I started to put this under mind, but although for me that's the main ongoing front, it also affects my body and spirit.

Also, I need to make it clear that this relates to my experiences. People may find areas which they identify with, while others may have no correlation. This is not a matter with we can use "rules" to deal with. We're each unique and strokes are also different.

I've since had "mini-strokes" (TIA's), but I've not had a "clot" stroke. But even within the "bleed" strokes (which I have had), there are many different factors and levels of severity.

When I had my stroke, it was painful - not in the sense of pain, but in having to learn so many things again. When I got home from the hospital, my wife set up my laptop and started my email program. When I had read the first message, I asked how to get to the second. It was good I could still read (even if I couldn't always say the right words to express my meaning), but not so good I couldn't even get to other messages.

The next day we repeated the pattern - and so on until eventually, I was able to read my messages unaided.

Later 100 or so cases were given to a new part-time stroke recovery specialist - I was one of her lucky few to get some rehabilitation care, even if it was months later. I remember struggling to do a very simple wooden puzzle. She suggested I start with a piece - and the rest followed relatively easily. I was (and still am in some situations) unable to follow simple logic.

After 2.5 years I had an amazing recovery of my mind. We weren't sure what it meant - but I was back - warts and all. As my kidney declined, so did the level of oxygen to my brain, so it was hard to tell what was stroke and what was my new normal.

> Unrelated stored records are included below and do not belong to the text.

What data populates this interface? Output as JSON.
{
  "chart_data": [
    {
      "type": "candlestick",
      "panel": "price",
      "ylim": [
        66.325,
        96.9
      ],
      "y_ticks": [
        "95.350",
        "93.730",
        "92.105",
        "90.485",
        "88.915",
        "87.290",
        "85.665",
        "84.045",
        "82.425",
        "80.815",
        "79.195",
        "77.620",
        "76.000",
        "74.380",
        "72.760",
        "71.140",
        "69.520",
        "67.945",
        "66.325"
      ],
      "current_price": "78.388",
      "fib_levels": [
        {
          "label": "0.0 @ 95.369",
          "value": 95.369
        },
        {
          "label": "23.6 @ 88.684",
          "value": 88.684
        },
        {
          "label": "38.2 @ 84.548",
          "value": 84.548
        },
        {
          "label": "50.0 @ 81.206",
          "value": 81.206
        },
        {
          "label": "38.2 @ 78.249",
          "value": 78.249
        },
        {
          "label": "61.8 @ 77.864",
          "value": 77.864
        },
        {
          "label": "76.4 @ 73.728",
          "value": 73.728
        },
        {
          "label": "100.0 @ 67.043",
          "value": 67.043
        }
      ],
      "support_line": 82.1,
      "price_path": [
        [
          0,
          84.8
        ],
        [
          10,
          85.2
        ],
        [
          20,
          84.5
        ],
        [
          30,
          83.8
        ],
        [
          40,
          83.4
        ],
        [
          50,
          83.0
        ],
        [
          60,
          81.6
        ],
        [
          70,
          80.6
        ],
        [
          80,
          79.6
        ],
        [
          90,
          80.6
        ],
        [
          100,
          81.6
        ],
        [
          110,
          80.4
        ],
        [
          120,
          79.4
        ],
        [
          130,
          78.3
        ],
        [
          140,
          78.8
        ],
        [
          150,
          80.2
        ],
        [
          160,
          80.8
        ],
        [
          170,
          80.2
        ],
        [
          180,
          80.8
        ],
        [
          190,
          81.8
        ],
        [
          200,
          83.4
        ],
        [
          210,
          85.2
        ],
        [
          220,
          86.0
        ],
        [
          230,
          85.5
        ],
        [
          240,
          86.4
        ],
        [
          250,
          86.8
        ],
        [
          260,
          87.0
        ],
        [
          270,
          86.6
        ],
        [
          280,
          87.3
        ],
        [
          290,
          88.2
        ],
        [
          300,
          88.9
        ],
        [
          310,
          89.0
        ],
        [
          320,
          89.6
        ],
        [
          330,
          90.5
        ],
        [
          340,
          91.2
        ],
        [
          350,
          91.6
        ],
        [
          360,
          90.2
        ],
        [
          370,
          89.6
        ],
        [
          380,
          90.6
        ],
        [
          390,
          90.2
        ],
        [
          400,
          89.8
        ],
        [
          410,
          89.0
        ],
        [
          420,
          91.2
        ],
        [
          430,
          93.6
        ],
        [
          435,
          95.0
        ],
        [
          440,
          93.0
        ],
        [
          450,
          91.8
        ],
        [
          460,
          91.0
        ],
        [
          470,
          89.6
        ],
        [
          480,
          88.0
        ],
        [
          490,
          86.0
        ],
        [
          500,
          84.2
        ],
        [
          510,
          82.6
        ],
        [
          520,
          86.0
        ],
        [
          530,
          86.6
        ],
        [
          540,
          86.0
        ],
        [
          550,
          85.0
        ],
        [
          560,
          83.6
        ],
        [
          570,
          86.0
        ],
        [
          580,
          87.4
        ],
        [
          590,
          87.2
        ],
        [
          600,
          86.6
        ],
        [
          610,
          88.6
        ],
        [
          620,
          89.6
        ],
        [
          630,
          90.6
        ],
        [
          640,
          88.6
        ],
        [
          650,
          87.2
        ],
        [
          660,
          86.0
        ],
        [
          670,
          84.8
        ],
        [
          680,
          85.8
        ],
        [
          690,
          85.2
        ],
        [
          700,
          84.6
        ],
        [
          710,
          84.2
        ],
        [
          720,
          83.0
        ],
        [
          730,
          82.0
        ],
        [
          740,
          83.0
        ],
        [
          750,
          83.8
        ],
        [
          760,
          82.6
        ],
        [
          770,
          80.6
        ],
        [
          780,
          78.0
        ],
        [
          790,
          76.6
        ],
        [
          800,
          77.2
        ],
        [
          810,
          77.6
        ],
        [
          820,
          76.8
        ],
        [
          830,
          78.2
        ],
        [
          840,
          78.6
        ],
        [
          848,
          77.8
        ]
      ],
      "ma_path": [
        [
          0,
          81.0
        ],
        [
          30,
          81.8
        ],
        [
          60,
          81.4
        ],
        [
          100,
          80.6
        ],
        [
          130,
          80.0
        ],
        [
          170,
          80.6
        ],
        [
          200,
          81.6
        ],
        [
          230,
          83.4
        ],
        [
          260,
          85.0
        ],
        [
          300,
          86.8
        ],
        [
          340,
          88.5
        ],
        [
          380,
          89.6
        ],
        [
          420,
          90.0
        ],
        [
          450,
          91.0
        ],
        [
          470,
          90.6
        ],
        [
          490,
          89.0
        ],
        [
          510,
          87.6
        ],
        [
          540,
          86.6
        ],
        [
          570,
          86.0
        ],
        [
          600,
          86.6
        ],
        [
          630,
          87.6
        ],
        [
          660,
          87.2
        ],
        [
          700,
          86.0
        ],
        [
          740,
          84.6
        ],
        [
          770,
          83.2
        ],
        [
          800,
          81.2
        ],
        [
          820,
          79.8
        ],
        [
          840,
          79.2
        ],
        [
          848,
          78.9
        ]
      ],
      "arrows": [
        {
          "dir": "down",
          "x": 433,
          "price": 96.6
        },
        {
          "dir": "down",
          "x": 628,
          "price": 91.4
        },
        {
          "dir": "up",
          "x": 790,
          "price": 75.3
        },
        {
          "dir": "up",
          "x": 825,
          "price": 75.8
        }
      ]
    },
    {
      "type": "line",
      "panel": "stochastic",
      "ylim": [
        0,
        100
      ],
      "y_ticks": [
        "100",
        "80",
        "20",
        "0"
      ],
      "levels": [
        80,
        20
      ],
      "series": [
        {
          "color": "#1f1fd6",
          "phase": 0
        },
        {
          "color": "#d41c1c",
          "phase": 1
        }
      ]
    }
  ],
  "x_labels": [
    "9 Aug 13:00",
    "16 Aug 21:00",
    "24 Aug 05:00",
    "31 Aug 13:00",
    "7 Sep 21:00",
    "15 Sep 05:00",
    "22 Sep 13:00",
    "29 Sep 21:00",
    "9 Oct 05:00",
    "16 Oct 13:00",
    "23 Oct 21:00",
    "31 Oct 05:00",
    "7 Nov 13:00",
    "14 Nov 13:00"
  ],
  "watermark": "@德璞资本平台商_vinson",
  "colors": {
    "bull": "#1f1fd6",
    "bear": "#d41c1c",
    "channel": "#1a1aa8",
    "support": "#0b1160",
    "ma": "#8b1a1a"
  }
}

When I started on work again I avoided complex jobs. I later took one on (a charity of which a client was chair), only to be horrified by what I saw. Fortunately, they had new auditors who confirmed my horror. It wasn't just my mind playing tricks - the previous accounts were not to an acceptable standard (hence new accountant and auditor). But I'm a lot less certain than I used to be - it could have been my mind.

When I started dialysis that took my kidney function (artificially) from 10% to 20% and I felt better. One example was, although I've never been great with names, I learned the nurses' names.

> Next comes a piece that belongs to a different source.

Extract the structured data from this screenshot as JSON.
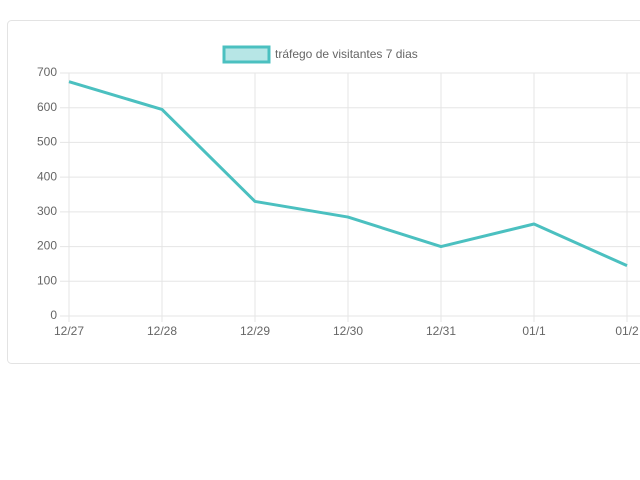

The transplant (from my wife) took things to a whole new level. I almost felt like the stroke had never happened. Subsequent health issues have not been so kind - but for the best part of most days I'm able to function "normally". However, when I have tricky things to deal with late in the day I often wait till the next morning - just in case.

I'm clearly not the greatest in the kitchen. After the transplant, I asked my wife to teach me the simple job of putting the bread on at night. Again it took some days, but I've at least been doing that, if little else. It's a tiny thing to do for someone who not only bore and raised our children but put up with me, nursed stroke-affected me, gave me a kidney and provides real joy each day.

When she had a brief break, I realised afresh just how much better the same basic ingredients are when prepared by her. I decided to brush up and do banana fritters for lunch - a first simple step back in the kitchen (don't count the bread). It was the middle of the day so my mind shouldn't be an issue, and it only has a handful of ingredients - and I used to enjoy it. What could go wrong?

Remember the puzzle above? After giving up (my wife took over) I realised with a new clarity that while I retain the things I use regularly, not so much with other things. It's not just the details of a recipe - it's the more basic process of following a recipe. This happens to all of us - but usually over time. I lost so much in the stroke - and over a decade later I've just realised I have to start from scratch if I want to learn again even simple things.

There's much more, but those are the main points of my mind's journey since a stoke. The body is also not much to see (I know), but it has left me much weaker - although again some of that was due to the low oxygen supply, eased significantly by the transplant. The spirit also obviously can't be seen - but has also been affected.

Before my stroke, I had thought I lived a normal Christian life. My "hearing from God" got less and less as I got older. My stroke wiped it out completely. I haven't been to "church" since the mid-'90's - but for over a decade I've been to an annual conference. At the first of those since the transplant, we were invited to have our own personal discussion with God (in writing - all of us having verbal discussions at once would have been chaotic). Despite my initial scepticism, I've entered a whole new level of relationship with God and started to get a new insight into His Word.